Personal information
- Full name: John Maldon Claxton
- Born: 4 November 1934
- Died: 22 December 2015 (aged 81)
- Original team: Richmond YCW
- Height: 177 cm (5 ft 10 in)
- Weight: 83 kg (183 lb)

Playing career^{1}
- Years: Club / Games (Goals)
- 1955–56: Richmond / 15 0(18)
- 1958–61: Port Melbourne (VFA) / 59 (110)
- ^{1} Playing statistics correct to the end of 1961.

= John Claxton =

Australian rules footballer

John Maldon Claxton (4 November 1934 – 22 December 2015) was an Australian rules footballer who played with Richmond in the Victorian Football League (VFL).

==Football career==
John was recruited from local Richmond YCW, a junior club.
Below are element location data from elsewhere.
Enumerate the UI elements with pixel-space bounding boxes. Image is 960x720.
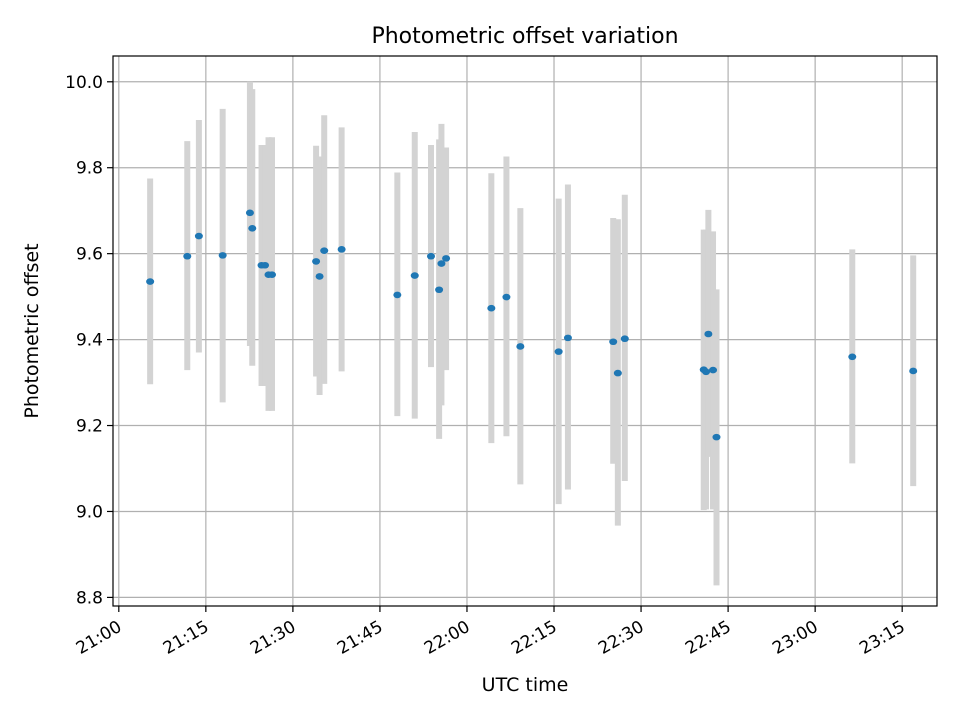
data-point	[393, 291, 402, 299]
y-tick-label: 9.4	[76, 331, 103, 351]
data-point	[516, 343, 525, 350]
data-point	[245, 209, 254, 217]
data-point	[712, 433, 721, 441]
y-tick-label: 9.0	[76, 502, 103, 522]
data-point	[554, 348, 563, 355]
data-point	[487, 304, 496, 312]
x-axis-label: UTC time	[482, 674, 569, 696]
data-point	[848, 353, 857, 361]
data-point	[315, 273, 324, 280]
data-point	[410, 272, 419, 279]
data-point	[709, 366, 718, 374]
y-tick-label: 10.0	[65, 73, 103, 93]
y-axis-ticks: 8.8 9.0 9.2 9.4 9.6 9.8 10.0	[65, 73, 113, 608]
data-point	[563, 334, 572, 342]
data-point	[183, 252, 192, 260]
y-axis-label: Photometric offset	[21, 243, 43, 418]
plot-frame	[112, 55, 938, 607]
data-point	[194, 232, 203, 240]
data-point	[146, 278, 155, 285]
data-point	[261, 261, 270, 269]
data-point	[613, 369, 622, 377]
data-point	[320, 247, 329, 254]
y-tick-label: 9.2	[76, 417, 103, 437]
grid-lines	[113, 56, 937, 606]
data-point	[702, 368, 711, 376]
data-point	[337, 246, 346, 253]
data-points	[146, 209, 918, 441]
y-tick-label: 9.8	[76, 159, 103, 179]
data-point	[435, 286, 444, 294]
data-point	[218, 252, 227, 259]
data-point	[312, 258, 321, 265]
data-point	[442, 255, 451, 262]
chart-title: Photometric offset variation	[371, 24, 678, 49]
data-point	[909, 367, 918, 375]
data-point	[609, 338, 618, 346]
data-point	[248, 225, 257, 232]
y-tick-label: 8.8	[76, 588, 103, 608]
data-point	[267, 271, 276, 279]
data-point	[437, 260, 446, 267]
data-point	[502, 293, 511, 301]
data-point	[426, 252, 435, 260]
data-point	[620, 335, 629, 343]
data-point	[704, 330, 713, 338]
y-tick-label: 9.6	[76, 245, 103, 265]
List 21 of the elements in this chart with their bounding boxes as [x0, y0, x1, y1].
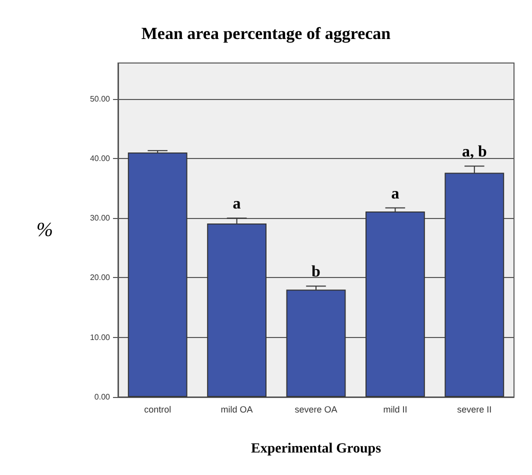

Claxton who played on the half-forward-flank, spent just over six seasons with Richmond and was a member of the Reserves’ 1954 and 1955 Premiership sides. In 1957 he moved to East Launceston for one year, before returning to play with Port Melbourne (VFA) in 1958. He moved on to Caulfield (VFA) for two seasons before playing in the Federal FL. He was Noble Park Captain/Coach 1964 and Glen Iris Captain/Coach 1965.